This post on the temptation of data raised an interesting aspect of Big Data: that we run the risk of being overwhelmed by data and that organisations and investors are looking too hard for the one piece of data that will be the key to success. Drowning in data is a real risk to an enterprise and something that great leaders are aware of ( lesson 3 in this awesome leadersip slidedeck from Colin Powell – “Experts often posses more data than judgement”) but being swamped by the data is not the only problem.
Another problem with casting the net of big data wide in this way is that eventually you will end up finding some sort of pattern, any sort of pattern if you keep looking hard enough (there’s an XKCD for this). The human brain is a fantastic pattern recognition system and is easily fooled (see Pareidolia) and it’s far too easy to make mistakes like confusing correlation with causation.

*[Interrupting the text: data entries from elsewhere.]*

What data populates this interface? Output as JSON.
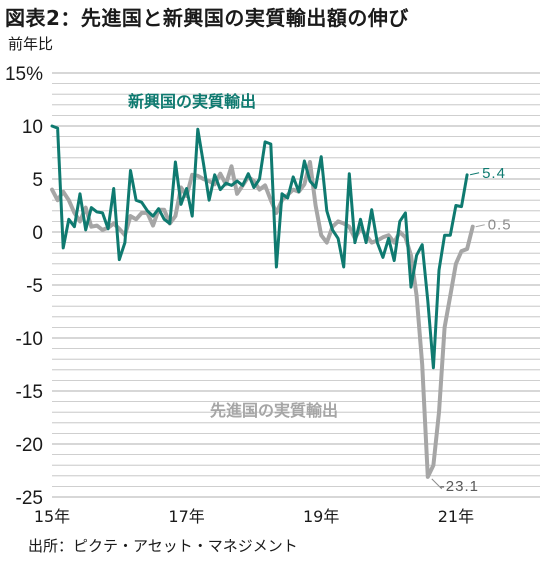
{
  "header": {
    "title": "図表2：先進国と新興国の実質輸出額の伸び",
    "unit": "前年比"
  },
  "footer": {
    "source": "出所：ピクテ・アセット・マネジメント"
  },
  "colors": {
    "emerging": "#0f7a70",
    "advanced": "#a6a6a6",
    "grid": "#bfbfbf"
  },
  "chart_data": {
    "type": "line",
    "title": "図表2：先進国と新興国の実質輸出額の伸び",
    "ylabel": "前年比",
    "xlabel": "",
    "ylim": [
      -25,
      15
    ],
    "yticks": [
      15,
      10,
      5,
      0,
      -5,
      -10,
      -15,
      -20,
      -25
    ],
    "ytick_labels": [
      "15%",
      "10",
      "5",
      "0",
      "-5",
      "-10",
      "-15",
      "-20",
      "-25"
    ],
    "xticks": [
      {
        "x": 2015,
        "label": "15年"
      },
      {
        "x": 2017,
        "label": "17年"
      },
      {
        "x": 2019,
        "label": "19年"
      },
      {
        "x": 2021,
        "label": "21年"
      }
    ],
    "xlim": [
      2015,
      2022.25
    ],
    "grid": true,
    "series": [
      {
        "name": "新興国の実質輸出",
        "x_start": 2015.0,
        "x_step": 0.083333,
        "end_label": "5.4",
        "values": [
          10.0,
          9.8,
          -1.5,
          1.2,
          0.5,
          3.6,
          0.2,
          2.3,
          1.9,
          1.8,
          0.3,
          4.1,
          -2.6,
          -1.0,
          5.8,
          3.0,
          2.8,
          2.0,
          1.5,
          2.2,
          1.2,
          0.8,
          6.6,
          2.6,
          4.1,
          1.5,
          9.7,
          6.5,
          3.0,
          5.4,
          4.0,
          4.6,
          4.4,
          4.8,
          4.4,
          5.5,
          4.2,
          5.0,
          8.5,
          8.3,
          -3.3,
          3.6,
          3.2,
          5.2,
          3.8,
          6.7,
          4.8,
          4.2,
          7.1,
          2.0,
          0.2,
          -0.6,
          -3.3,
          5.5,
          -1.0,
          1.2,
          -1.0,
          2.1,
          -1.0,
          -2.4,
          -0.6,
          -2.7,
          1.0,
          1.8,
          -5.2,
          -2.2,
          -1.2,
          -6.5,
          -12.8,
          -3.6,
          -0.3,
          -0.3,
          2.5,
          2.4,
          5.4
        ]
      },
      {
        "name": "先進国の実質輸出",
        "x_start": 2015.0,
        "x_step": 0.083333,
        "end_label": "0.5",
        "values": [
          4.0,
          3.0,
          3.8,
          3.0,
          1.8,
          1.0,
          2.3,
          0.5,
          0.6,
          0.2,
          0.4,
          0.8,
          0.3,
          -0.3,
          1.5,
          1.2,
          1.8,
          1.8,
          0.6,
          2.1,
          2.1,
          0.8,
          1.5,
          4.2,
          3.4,
          5.4,
          5.3,
          5.0,
          4.8,
          4.5,
          5.5,
          4.5,
          6.2,
          3.6,
          4.4,
          5.2,
          4.8,
          4.0,
          4.4,
          3.0,
          1.8,
          3.0,
          3.5,
          4.0,
          3.8,
          4.5,
          6.6,
          2.5,
          -0.3,
          -1.0,
          0.5,
          1.0,
          0.8,
          0.5,
          -0.6,
          0.3,
          -0.3,
          -1.0,
          -0.8,
          -0.5,
          -0.3,
          -1.0,
          0.0,
          -0.5,
          -2.2,
          -6.0,
          -12.5,
          -23.1,
          -22.0,
          -17.0,
          -9.0,
          -6.0,
          -3.0,
          -1.8,
          -1.6,
          0.5
        ]
      }
    ],
    "annotations": [
      {
        "text": "新興国の実質輸出",
        "series": 0
      },
      {
        "text": "先進国の実質輸出",
        "series": 1
      },
      {
        "text": "-23.1",
        "series": 1
      }
    ]
  }
}
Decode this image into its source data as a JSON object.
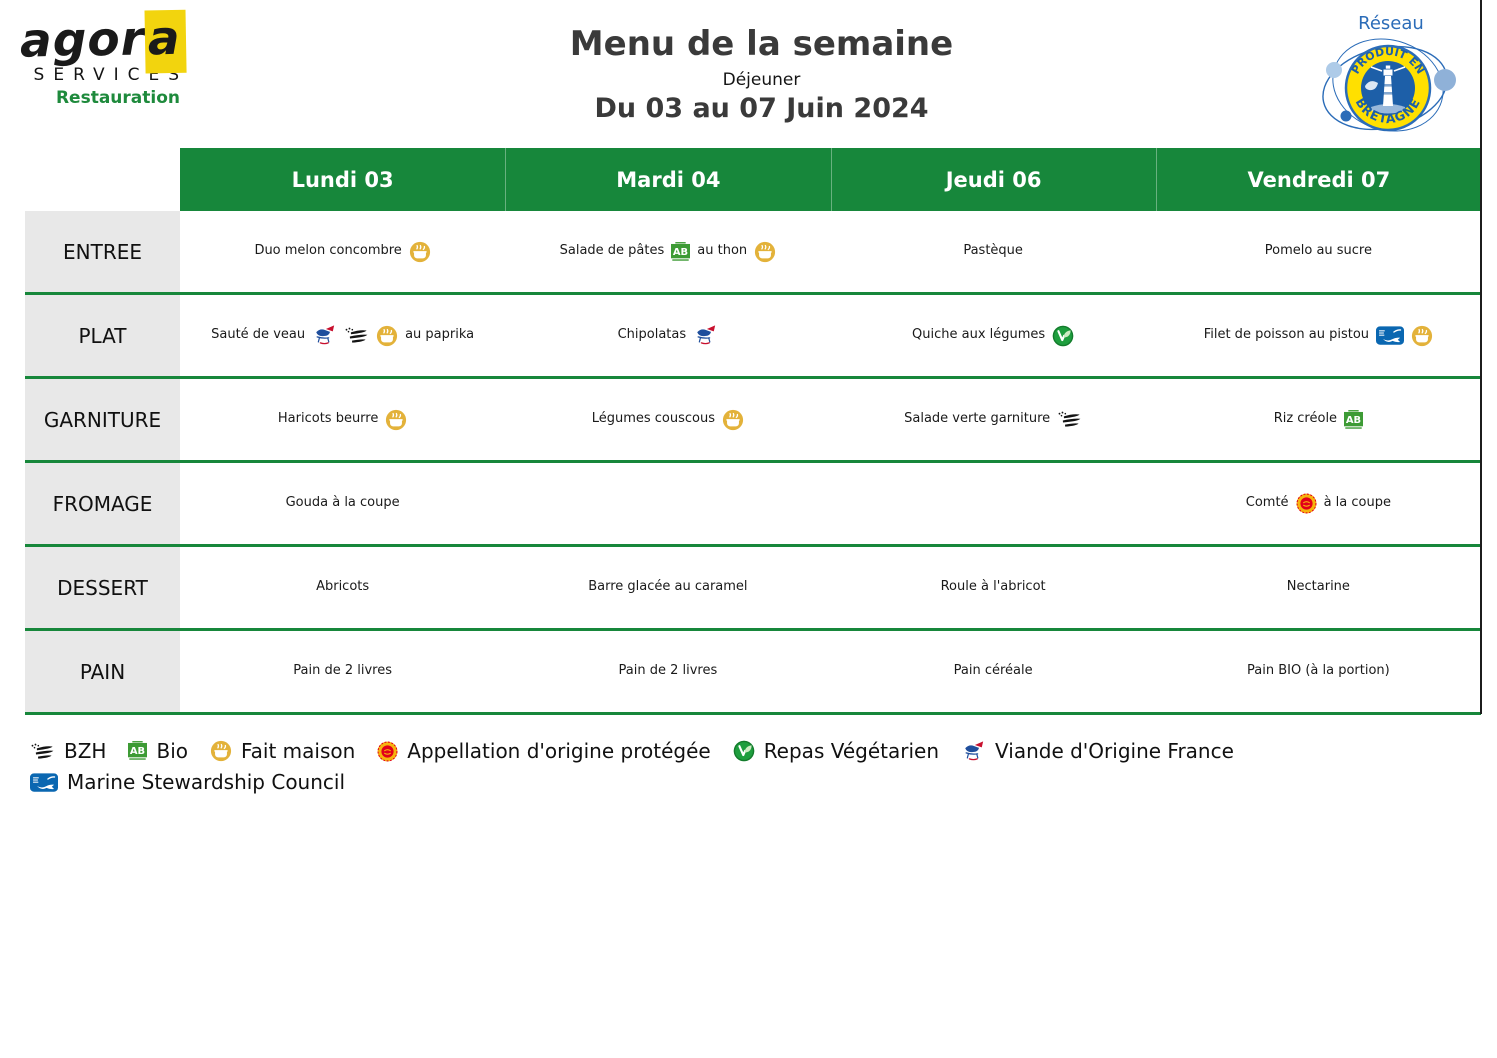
{
  "brand": {
    "name": "agora",
    "services": "SERVICES",
    "restauration": "Restauration"
  },
  "title": {
    "main": "Menu de la semaine",
    "meal": "Déjeuner",
    "dates": "Du 03 au 07 Juin 2024"
  },
  "network_logo": {
    "reseau": "Réseau",
    "arc_top": "PRODUIT EN",
    "arc_bottom": "BRETAGNE"
  },
  "menu": {
    "columns": [
      "Lundi 03",
      "Mardi 04",
      "Jeudi 06",
      "Vendredi 07"
    ],
    "rows": [
      {
        "label": "ENTREE",
        "cells": [
          [
            {
              "t": "Duo melon concombre"
            },
            {
              "i": "fait-maison-icon"
            }
          ],
          [
            {
              "t": "Salade de pâtes"
            },
            {
              "i": "bio-icon"
            },
            {
              "t": "au thon"
            },
            {
              "i": "fait-maison-icon"
            }
          ],
          [
            {
              "t": "Pastèque"
            }
          ],
          [
            {
              "t": "Pomelo au sucre"
            }
          ]
        ]
      },
      {
        "label": "PLAT",
        "cells": [
          [
            {
              "t": "Sauté de veau"
            },
            {
              "i": "viande-france-icon"
            },
            {
              "i": "bzh-icon"
            },
            {
              "i": "fait-maison-icon"
            },
            {
              "t": "au paprika"
            }
          ],
          [
            {
              "t": "Chipolatas"
            },
            {
              "i": "viande-france-icon"
            }
          ],
          [
            {
              "t": "Quiche aux légumes"
            },
            {
              "i": "vegetarian-icon"
            }
          ],
          [
            {
              "t": "Filet de poisson au pistou"
            },
            {
              "i": "msc-icon"
            },
            {
              "i": "fait-maison-icon"
            }
          ]
        ]
      },
      {
        "label": "GARNITURE",
        "cells": [
          [
            {
              "t": "Haricots beurre"
            },
            {
              "i": "fait-maison-icon"
            }
          ],
          [
            {
              "t": "Légumes couscous"
            },
            {
              "i": "fait-maison-icon"
            }
          ],
          [
            {
              "t": "Salade verte garniture"
            },
            {
              "i": "bzh-icon"
            }
          ],
          [
            {
              "t": "Riz créole"
            },
            {
              "i": "bio-icon"
            }
          ]
        ]
      },
      {
        "label": "FROMAGE",
        "cells": [
          [
            {
              "t": "Gouda à la coupe"
            }
          ],
          [],
          [],
          [
            {
              "t": "Comté"
            },
            {
              "i": "aop-icon"
            },
            {
              "t": "à la coupe"
            }
          ]
        ]
      },
      {
        "label": "DESSERT",
        "cells": [
          [
            {
              "t": "Abricots"
            }
          ],
          [
            {
              "t": "Barre glacée au caramel"
            }
          ],
          [
            {
              "t": "Roule à l'abricot"
            }
          ],
          [
            {
              "t": "Nectarine"
            }
          ]
        ]
      },
      {
        "label": "PAIN",
        "cells": [
          [
            {
              "t": "Pain de 2 livres"
            }
          ],
          [
            {
              "t": "Pain de 2 livres"
            }
          ],
          [
            {
              "t": "Pain céréale"
            }
          ],
          [
            {
              "t": "Pain BIO (à la portion)"
            }
          ]
        ]
      }
    ]
  },
  "legend": {
    "lines": [
      [
        {
          "icon": "bzh-icon",
          "label": "BZH"
        },
        {
          "icon": "bio-icon",
          "label": "Bio"
        },
        {
          "icon": "fait-maison-icon",
          "label": "Fait maison"
        },
        {
          "icon": "aop-icon",
          "label": "Appellation d'origine protégée"
        },
        {
          "icon": "vegetarian-icon",
          "label": "Repas Végétarien"
        },
        {
          "icon": "viande-france-icon",
          "label": "Viande d'Origine France"
        }
      ],
      [
        {
          "icon": "msc-icon",
          "label": "Marine Stewardship Council"
        }
      ]
    ]
  },
  "colors": {
    "header_green": "#17873B",
    "label_gray": "#E8E8E8",
    "agora_yellow": "#F2D40E",
    "restauration_green": "#1E8A3C",
    "fait_maison_yellow": "#E3B23A",
    "bio_green": "#3D9B35",
    "vegetarian_green": "#1E9E3E",
    "msc_blue": "#0A67B1",
    "aop_red": "#E2001A",
    "aop_yellow": "#F6B40E",
    "bretagne_blue": "#1D5FA8",
    "bretagne_yellow": "#FFE000"
  }
}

The normal solution to this is to use statistics. At first glance this is sounds fair but but how many start-ups have expert statisticians on staff to prevent them making mistakes? Even if a business is lucky enough to have experts, does that mean that you can trust their predictions? A recent bit of research would say no. An article that looked at how statistics were performed in neuroscience research found a basic error in a type of statistics (the difference in differences) that is prevalent in analysing what are effectively A/B tests. This error was so prevalent it was seen in more than half the papers that performed this sort of analysis! Every scientist will have at least a passing expertise with statistics given the importance of significance in that field and typically they will have a battery of well understood statistical tools, chi-squared, students t-test etc, and will know how to use them. That neuroscientists can make such simple errors (and not just because I used to be one!) says a lot about how easy it is to get statistics wrong.
So what should the business person take from this? Simply that Big Data is both a complex topic and an amazing tool for business but it is a tool and no more than that. Data should be used to colour to business leadership not be used as a substitute.